Mon père se montrait toujours gentil et poli avec elles. N’imaginez pas qu’il les troussait en douce, ce n’était vraiment pas le genre de la maison ! Il était plus cordial de tempérament, c’est tout, et se gardait bien de se mêler du ménage ou de prendre parti dans les conflits journaliers qui opposaient ma mère aux bonnes (des « bonnes à rien » se plaisait-elle à dire aimablement).

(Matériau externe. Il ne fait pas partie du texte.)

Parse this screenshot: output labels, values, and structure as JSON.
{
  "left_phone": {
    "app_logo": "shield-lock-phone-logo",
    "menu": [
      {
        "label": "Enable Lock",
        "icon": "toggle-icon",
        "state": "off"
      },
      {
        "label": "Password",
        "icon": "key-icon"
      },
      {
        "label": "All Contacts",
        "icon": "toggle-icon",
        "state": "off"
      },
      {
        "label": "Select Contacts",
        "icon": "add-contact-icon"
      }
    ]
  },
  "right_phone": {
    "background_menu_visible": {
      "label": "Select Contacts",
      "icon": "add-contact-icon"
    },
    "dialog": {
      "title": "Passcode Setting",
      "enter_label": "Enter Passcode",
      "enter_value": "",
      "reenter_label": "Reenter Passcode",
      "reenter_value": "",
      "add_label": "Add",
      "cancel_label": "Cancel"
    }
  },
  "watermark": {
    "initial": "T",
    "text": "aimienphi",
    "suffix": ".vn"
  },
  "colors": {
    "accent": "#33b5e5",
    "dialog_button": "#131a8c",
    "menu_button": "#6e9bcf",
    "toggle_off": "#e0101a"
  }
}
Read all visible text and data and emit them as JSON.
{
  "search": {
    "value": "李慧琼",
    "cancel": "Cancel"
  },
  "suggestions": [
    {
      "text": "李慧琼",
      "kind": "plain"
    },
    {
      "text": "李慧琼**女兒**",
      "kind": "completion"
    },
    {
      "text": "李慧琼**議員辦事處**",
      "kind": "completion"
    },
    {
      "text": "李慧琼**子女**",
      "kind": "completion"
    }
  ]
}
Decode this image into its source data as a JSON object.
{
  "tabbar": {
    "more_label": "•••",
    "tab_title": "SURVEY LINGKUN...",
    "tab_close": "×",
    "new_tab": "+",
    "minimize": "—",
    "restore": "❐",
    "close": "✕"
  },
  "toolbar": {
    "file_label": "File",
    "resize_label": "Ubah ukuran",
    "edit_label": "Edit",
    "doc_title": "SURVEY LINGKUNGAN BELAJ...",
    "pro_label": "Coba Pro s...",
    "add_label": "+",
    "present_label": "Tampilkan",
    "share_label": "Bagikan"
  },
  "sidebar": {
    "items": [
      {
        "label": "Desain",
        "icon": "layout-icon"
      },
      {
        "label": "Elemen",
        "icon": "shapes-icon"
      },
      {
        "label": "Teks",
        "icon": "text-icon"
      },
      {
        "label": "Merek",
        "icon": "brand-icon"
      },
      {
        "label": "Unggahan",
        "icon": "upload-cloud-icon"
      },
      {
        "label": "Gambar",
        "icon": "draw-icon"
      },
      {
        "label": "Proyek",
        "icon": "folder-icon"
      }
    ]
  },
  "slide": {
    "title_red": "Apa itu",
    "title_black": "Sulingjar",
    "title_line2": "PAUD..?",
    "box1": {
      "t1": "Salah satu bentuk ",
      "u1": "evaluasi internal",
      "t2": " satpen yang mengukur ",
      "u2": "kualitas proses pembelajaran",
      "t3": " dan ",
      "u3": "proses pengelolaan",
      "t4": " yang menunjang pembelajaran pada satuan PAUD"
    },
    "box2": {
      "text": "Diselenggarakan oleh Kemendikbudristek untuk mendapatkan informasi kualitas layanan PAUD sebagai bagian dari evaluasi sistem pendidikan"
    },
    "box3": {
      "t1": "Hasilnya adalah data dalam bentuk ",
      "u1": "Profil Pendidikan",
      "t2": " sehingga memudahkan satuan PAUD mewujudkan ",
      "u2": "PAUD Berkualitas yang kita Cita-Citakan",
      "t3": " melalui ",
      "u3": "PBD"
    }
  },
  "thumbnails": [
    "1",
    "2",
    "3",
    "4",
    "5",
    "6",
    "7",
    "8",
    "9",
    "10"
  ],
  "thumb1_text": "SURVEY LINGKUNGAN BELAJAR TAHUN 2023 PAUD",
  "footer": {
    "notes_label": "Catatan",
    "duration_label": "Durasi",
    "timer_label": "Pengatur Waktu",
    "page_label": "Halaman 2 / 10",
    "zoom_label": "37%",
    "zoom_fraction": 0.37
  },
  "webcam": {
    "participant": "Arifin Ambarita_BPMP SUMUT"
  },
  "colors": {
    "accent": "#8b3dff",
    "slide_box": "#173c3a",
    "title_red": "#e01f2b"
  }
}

Quand mes grands-parents maternels venaient passer un mois à la maison, comme chaque année, c’était un vrai calvaire pour les bonnes, espionnées sans cesse par bonne-maman qui passait un doigt sournois sur les plinthes ou sur un coin de meuble et disait d’un ton rogue : « Vous repasserez correctement le chiffon ! ». Elle levait un doigt sur lequel je ne voyais guère de poussière mais que je sentais menaçant.
Les bonnes mangeaient comme elles pouvaient à la cuisine tandis que nous prenions nos repas à la salle à manger et ma mère sonnait vigoureusement la clochette pour leur intimer de venir servir ou desservir. Afin d’éviter toute indiscrétion des « étrangères » (toutes des espionnes), elle se mettait en leur présence à échanger avec mon père en latin ou en grec ancien : mes parents étaient tous les deux professeurs de lettres classiques…
Il y aurait encore beaucoup à dire sur le chapitre des « bonnes » et quelques histoires rocambolesques à raconter. L’ambiance est donnée, c’est l’essentiel.
A très bientôt!
H.B.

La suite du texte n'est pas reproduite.